Sur la ligne Bab Ezzouar-Ruisseau Un tramway, des scènes et des siennes

Sur la ligne Bab Ezzouar-Ruisseau Un tramway, des scènes et des siennes

La scène se passe sur la ligne Bab Ezzouar-Ruisseau. Sur le quai, le compte à rebours a commencé ; il ne restait que deux petites minutes pour l’arrivée du tramway. Et c’est à la seconde près que celui-ci pointe du « nez ».

Une leçon de ponctualité qui n’est pas passée inaperçue. « On gagnerait à prendre l’exemple d’une telle organisation », murmure une jeune dame. Malheureusement, la réalité est tout autre. Les vieux réflexes ont la peau dure, et la technologie à elle seule ne peut inculquer le sens du civisme et de la discipline à ces dizaines de voyageurs agglutinés de part et d’autre de la station.

On se bouscule comme dans un bus, alors qu’on doit d’abord céder le passage à ceux qui s’apprêtent à descendre. La plupart sont des « clandos » et rares sont ceux qui paient leur ticket. « Ce sont tous des harrag », lance une vieille dame, ticket en main. « Même si j’achète mon ticket, comment vais-je le faire poinçonner, sachant que les appareils placés à cet effet ont tous été endommagés par des voyous du quartier », enchaîne un jeune père de famille accompagné de ses deux enfants. Au niveau de la station Rabia Tahar, à Bab Ezzouar, deux contrôleurs font leur irruption.

Parmi les voyageurs indélicats, on marmonne quelques mots, sans doute pour désapprouver la désagréable surprise. Un pétard mouillé, puisque les deux « visiteurs », au lieu de pénaliser « les sans ticket », n’ont d’autre choix que de leur faire payer le trajet. Cela, au moment où d’autres, de crainte de débourser les 50 DA, essaient de s’engouffrer au maximum à l’intérieur du tram, en attentant la prochaine station.

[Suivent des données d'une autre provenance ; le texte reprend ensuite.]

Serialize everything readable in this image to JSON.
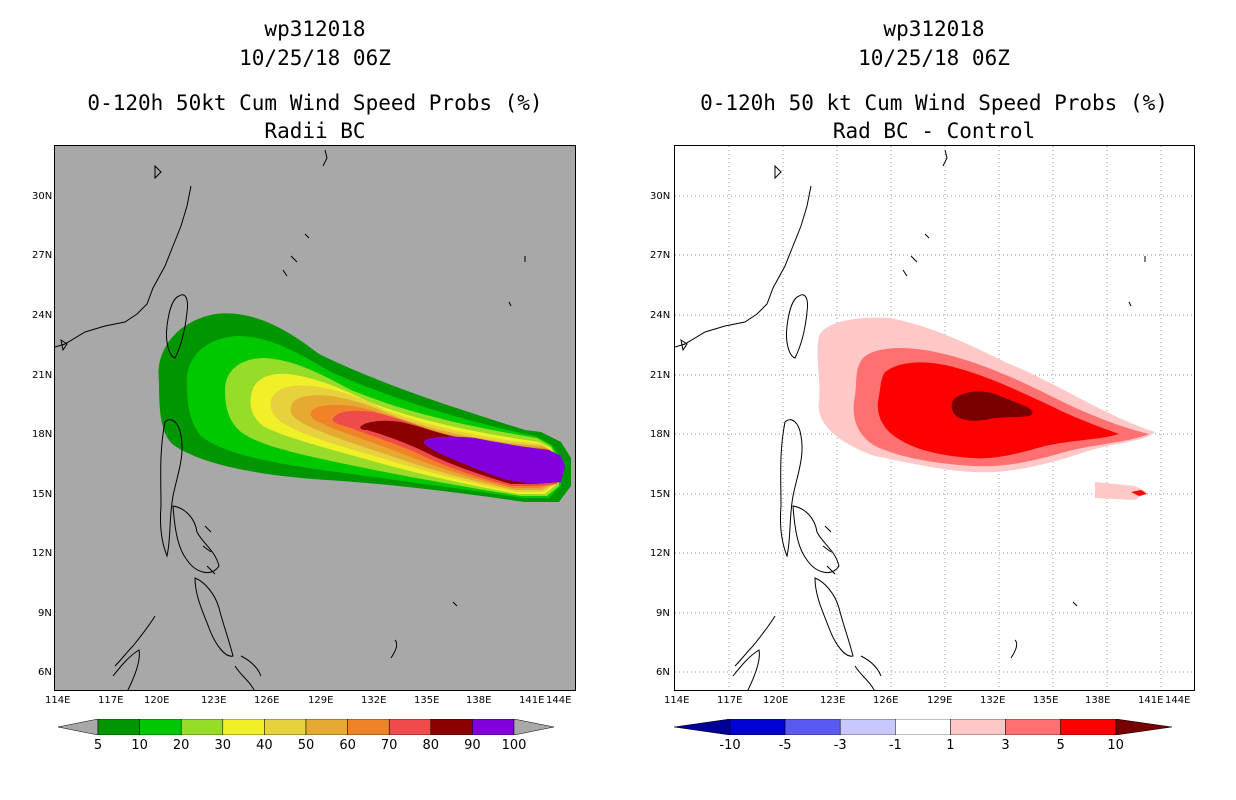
{
  "left": {
    "storm_id": "wp312018",
    "datetime": "10/25/18 06Z",
    "product": "0-120h 50kt Cum Wind Speed Probs (%)",
    "subtitle": "Radii BC",
    "background": "#a8a8a8",
    "colorbar": {
      "labels": [
        "5",
        "10",
        "20",
        "30",
        "40",
        "50",
        "60",
        "70",
        "80",
        "90",
        "100"
      ],
      "colors": [
        "#009600",
        "#00c800",
        "#96dc28",
        "#f0f028",
        "#e6d23c",
        "#e6aa32",
        "#f08228",
        "#f04b4b",
        "#8c0000",
        "#8200dc"
      ],
      "under": "#a8a8a8",
      "over": "#a8a8a8"
    }
  },
  "right": {
    "storm_id": "wp312018",
    "datetime": "10/25/18 06Z",
    "product": "0-120h 50 kt Cum Wind Speed Probs (%)",
    "subtitle": "Rad BC - Control",
    "background": "#ffffff",
    "colorbar": {
      "labels": [
        "-10",
        "-5",
        "-3",
        "-1",
        "1",
        "3",
        "5",
        "10"
      ],
      "colors": [
        "#0000d2",
        "#5a5af0",
        "#c8c8ff",
        "#ffffff",
        "#ffc8c8",
        "#ff7070",
        "#ff0000"
      ],
      "under": "#000096",
      "over": "#780000"
    }
  },
  "axes": {
    "x_ticks": [
      "114E",
      "117E",
      "120E",
      "123E",
      "126E",
      "129E",
      "132E",
      "135E",
      "138E",
      "141E",
      "144E"
    ],
    "y_ticks": [
      "30N",
      "27N",
      "24N",
      "21N",
      "18N",
      "15N",
      "12N",
      "9N",
      "6N"
    ]
  }
}
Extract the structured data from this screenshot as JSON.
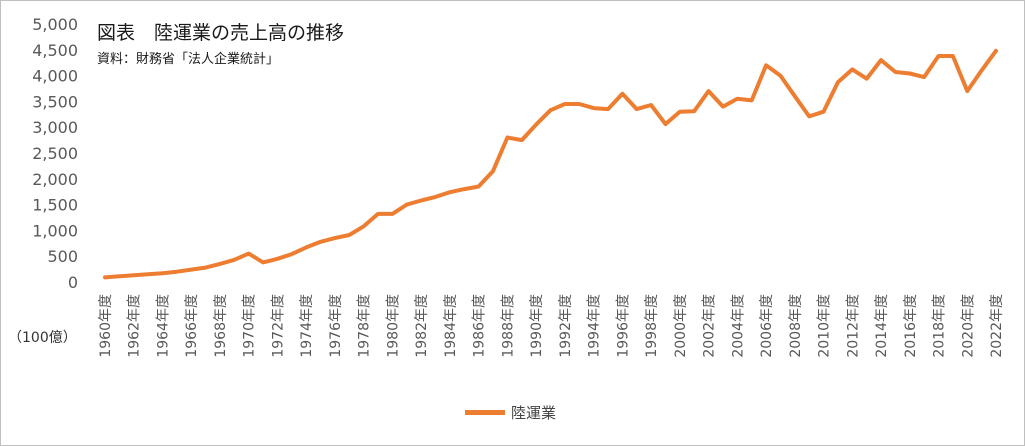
{
  "chart_data": {
    "type": "line",
    "title": "図表　陸運業の売上高の推移",
    "subtitle": "資料：財務省「法人企業統計」",
    "unit_label": "（100億）",
    "ylim": [
      0,
      5000
    ],
    "y_ticks": [
      "5,000",
      "4,500",
      "4,000",
      "3,500",
      "3,000",
      "2,500",
      "2,000",
      "1,500",
      "1,000",
      "500",
      "0"
    ],
    "x_tick_labels": [
      "1960年度",
      "1962年度",
      "1964年度",
      "1966年度",
      "1968年度",
      "1970年度",
      "1972年度",
      "1974年度",
      "1976年度",
      "1978年度",
      "1980年度",
      "1982年度",
      "1984年度",
      "1986年度",
      "1988年度",
      "1990年度",
      "1992年度",
      "1994年度",
      "1996年度",
      "1998年度",
      "2000年度",
      "2002年度",
      "2004年度",
      "2006年度",
      "2008年度",
      "2010年度",
      "2012年度",
      "2014年度",
      "2016年度",
      "2018年度",
      "2020年度",
      "2022年度"
    ],
    "x": [
      1960,
      1961,
      1962,
      1963,
      1964,
      1965,
      1966,
      1967,
      1968,
      1969,
      1970,
      1971,
      1972,
      1973,
      1974,
      1975,
      1976,
      1977,
      1978,
      1979,
      1980,
      1981,
      1982,
      1983,
      1984,
      1985,
      1986,
      1987,
      1988,
      1989,
      1990,
      1991,
      1992,
      1993,
      1994,
      1995,
      1996,
      1997,
      1998,
      1999,
      2000,
      2001,
      2002,
      2003,
      2004,
      2005,
      2006,
      2007,
      2008,
      2009,
      2010,
      2011,
      2012,
      2013,
      2014,
      2015,
      2016,
      2017,
      2018,
      2019,
      2020,
      2021,
      2022
    ],
    "series": [
      {
        "name": "陸運業",
        "color": "#ED7D31",
        "values": [
          90,
          110,
          130,
          150,
          170,
          200,
          240,
          280,
          350,
          430,
          550,
          380,
          450,
          540,
          670,
          780,
          850,
          910,
          1080,
          1320,
          1320,
          1500,
          1580,
          1650,
          1740,
          1800,
          1850,
          2150,
          2800,
          2750,
          3050,
          3330,
          3450,
          3450,
          3370,
          3350,
          3650,
          3350,
          3430,
          3060,
          3300,
          3310,
          3700,
          3400,
          3550,
          3520,
          4200,
          4000,
          3600,
          3210,
          3300,
          3870,
          4120,
          3940,
          4300,
          4070,
          4040,
          3970,
          4380,
          4380,
          3700,
          4100,
          4480
        ]
      }
    ],
    "grid": false,
    "legend": "bottom"
  }
}
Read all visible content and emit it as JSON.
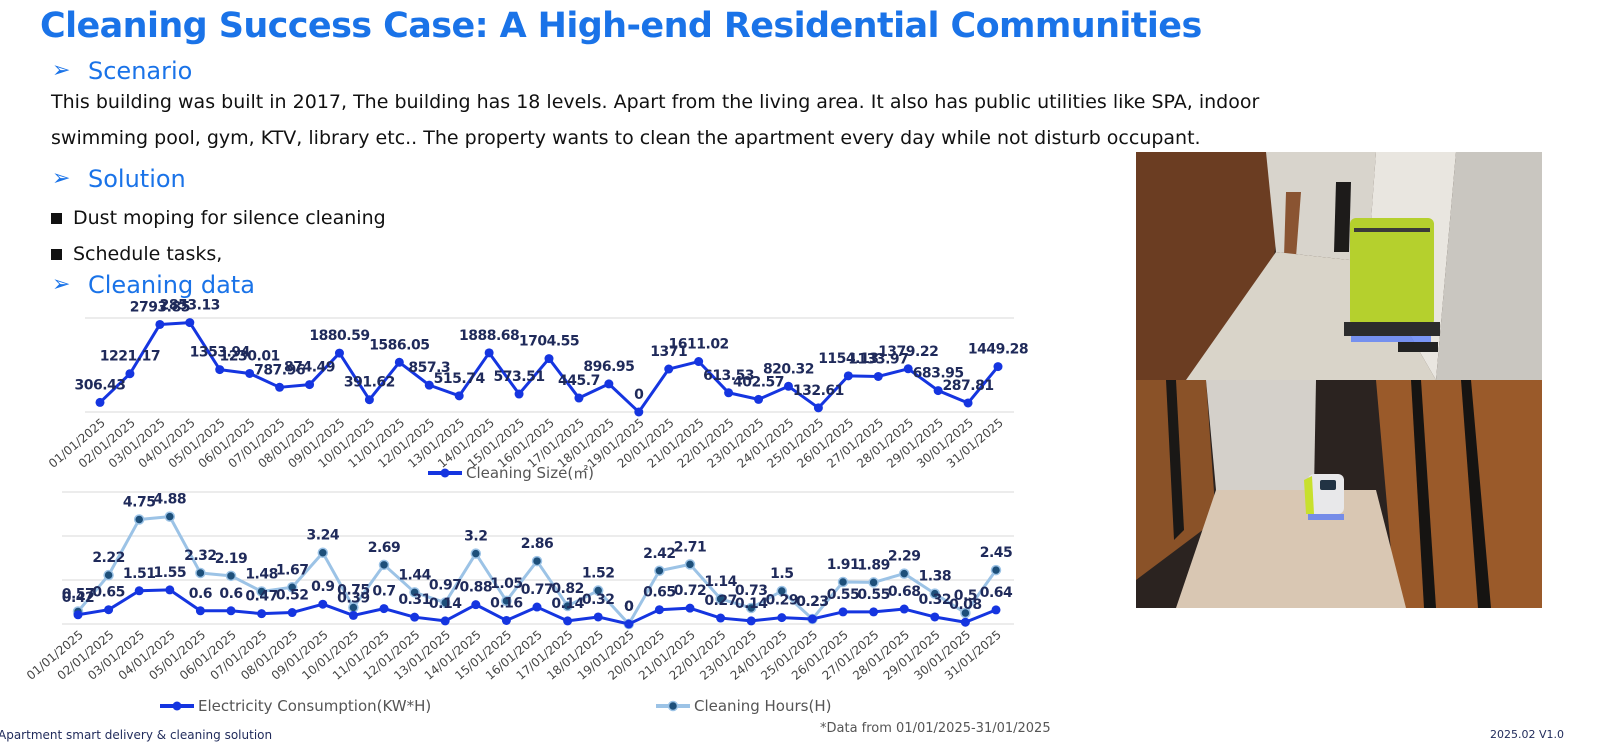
{
  "page": {
    "title": "Cleaning Success Case: A High-end Residential Communities",
    "scenario_heading": "Scenario",
    "scenario_text": "This building was built in 2017, The building has 18 levels. Apart from the living area. It also has public utilities like SPA, indoor swimming pool, gym, KTV, library etc.. The property wants to clean the apartment every day while not disturb occupant.",
    "solution_heading": "Solution",
    "bullets": [
      "Dust moping for silence cleaning",
      "Schedule tasks,"
    ],
    "data_heading": "Cleaning data",
    "footer_left": "Apartment smart delivery & cleaning solution",
    "footer_note": "*Data from 01/01/2025-31/01/2025",
    "footer_right": "2025.02  V1.0",
    "arrow_glyph": "➢"
  },
  "colors": {
    "accent": "#1a73e8",
    "series_dark": "#1535e0",
    "series_light": "#9cc3e6",
    "label": "#1f2a5a",
    "grid": "#d9d9d9"
  },
  "chart_data": [
    {
      "type": "line",
      "categories": [
        "01/01/2025",
        "02/01/2025",
        "03/01/2025",
        "04/01/2025",
        "05/01/2025",
        "06/01/2025",
        "07/01/2025",
        "08/01/2025",
        "09/01/2025",
        "10/01/2025",
        "11/01/2025",
        "12/01/2025",
        "13/01/2025",
        "14/01/2025",
        "15/01/2025",
        "16/01/2025",
        "17/01/2025",
        "18/01/2025",
        "19/01/2025",
        "20/01/2025",
        "21/01/2025",
        "22/01/2025",
        "23/01/2025",
        "24/01/2025",
        "25/01/2025",
        "26/01/2025",
        "27/01/2025",
        "28/01/2025",
        "29/01/2025",
        "30/01/2025",
        "31/01/2025"
      ],
      "series": [
        {
          "name": "Cleaning Size(㎡)",
          "values": [
            306.43,
            1221.17,
            2793.85,
            2853.13,
            1353.94,
            1230.01,
            787.96,
            874.49,
            1880.59,
            391.62,
            1586.05,
            857.3,
            515.74,
            1888.68,
            573.51,
            1704.55,
            445.7,
            896.95,
            0,
            1371,
            1611.02,
            613.53,
            402.57,
            820.32,
            132.61,
            1154.13,
            1133.97,
            1379.22,
            683.95,
            287.81,
            1449.28
          ]
        }
      ],
      "ylim": [
        0,
        3000
      ],
      "legend": "bottom"
    },
    {
      "type": "line",
      "categories": [
        "01/01/2025",
        "02/01/2025",
        "03/01/2025",
        "04/01/2025",
        "05/01/2025",
        "06/01/2025",
        "07/01/2025",
        "08/01/2025",
        "09/01/2025",
        "10/01/2025",
        "11/01/2025",
        "12/01/2025",
        "13/01/2025",
        "14/01/2025",
        "15/01/2025",
        "16/01/2025",
        "17/01/2025",
        "18/01/2025",
        "19/01/2025",
        "20/01/2025",
        "21/01/2025",
        "22/01/2025",
        "23/01/2025",
        "24/01/2025",
        "25/01/2025",
        "26/01/2025",
        "27/01/2025",
        "28/01/2025",
        "29/01/2025",
        "30/01/2025",
        "31/01/2025"
      ],
      "series": [
        {
          "name": "Electricity Consumption(KW*H)",
          "values": [
            0.42,
            0.65,
            1.51,
            1.55,
            0.6,
            0.6,
            0.47,
            0.52,
            0.9,
            0.39,
            0.7,
            0.31,
            0.14,
            0.88,
            0.16,
            0.77,
            0.14,
            0.32,
            0,
            0.65,
            0.72,
            0.27,
            0.14,
            0.29,
            0.23,
            0.55,
            0.55,
            0.68,
            0.32,
            0.08,
            0.64
          ]
        },
        {
          "name": "Cleaning Hours(H)",
          "values": [
            0.57,
            2.22,
            4.75,
            4.88,
            2.32,
            2.19,
            1.48,
            1.67,
            3.24,
            0.75,
            2.69,
            1.44,
            0.97,
            3.2,
            1.05,
            2.86,
            0.82,
            1.52,
            0,
            2.42,
            2.71,
            1.14,
            0.73,
            1.5,
            0.23,
            1.91,
            1.89,
            2.29,
            1.38,
            0.5,
            2.45
          ]
        }
      ],
      "ylim": [
        0,
        6
      ],
      "legend": "bottom"
    }
  ]
}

Une façon, à la fois d’échapper au contrôle et surtout à remonter dans la prochaine rame, sans payer le moindre sou. Même les mendiants y trouvent leur « compte ». On se croirait à la gare du 2-Mai où les mendiants écument les bus. Au fur et à mesure que l’on s’enfonce à l’intérieur des principales agglomérations, chaque station est annoncée ; on exhorte même les voyageurs de s’éloigner des portes.Mais connaissant nos concitoyens, à l’annonce d’une nouvelle station, les commentaires fusent : comme par exemple : « pourquoi, la station pont d’El Harrach, au lieu de Oued El Harrach » ou bien « quelle relation entre La Glacière et Hawaa El Djamil », tonne un septuagénaire.

D’autres s’étonnent également de la relation entre « Mandarines » et « Tamaris ». Les commentaires ne manquent pas, puisqu’un citoyen trouve anormal que l’on suspende l’annonce des stations, alors que le tramway est doté de cette prouesse technologique.

« C’est typiquement algérien. Comment voulez-vous que quelqu’un qui n’a jamais pris le tramway, ou qui n’a jamais mis les pieds à Alger, puisse savoir à quel endroit il est ? », s’interroge un jeune étudiant.D’autres ne manquent pas d’imagination : au moment où l’on parle de l’amitié entre l’Algérie et la France, ne doit-on pas joindre l’utile à l’agréable en engageant un guide touristique qui puisse à chaque station de tramway expliquer aux voyageurs, la symbolique de certaines stations.

Il citera, par exemple, celles des « Fusillés », Tripoli, Mokhtar Zerhouni… « Rien ne nous empêche dans un moyen de transport fabriqué par les Français, d’évoquer le passé colonial, c’est à partir de là que commence la vraie amitié », conclut un ancien militant de l’ex-zone autonome d’Alger au moment où le haut-parleur annonce la dernière station : Ruisseau.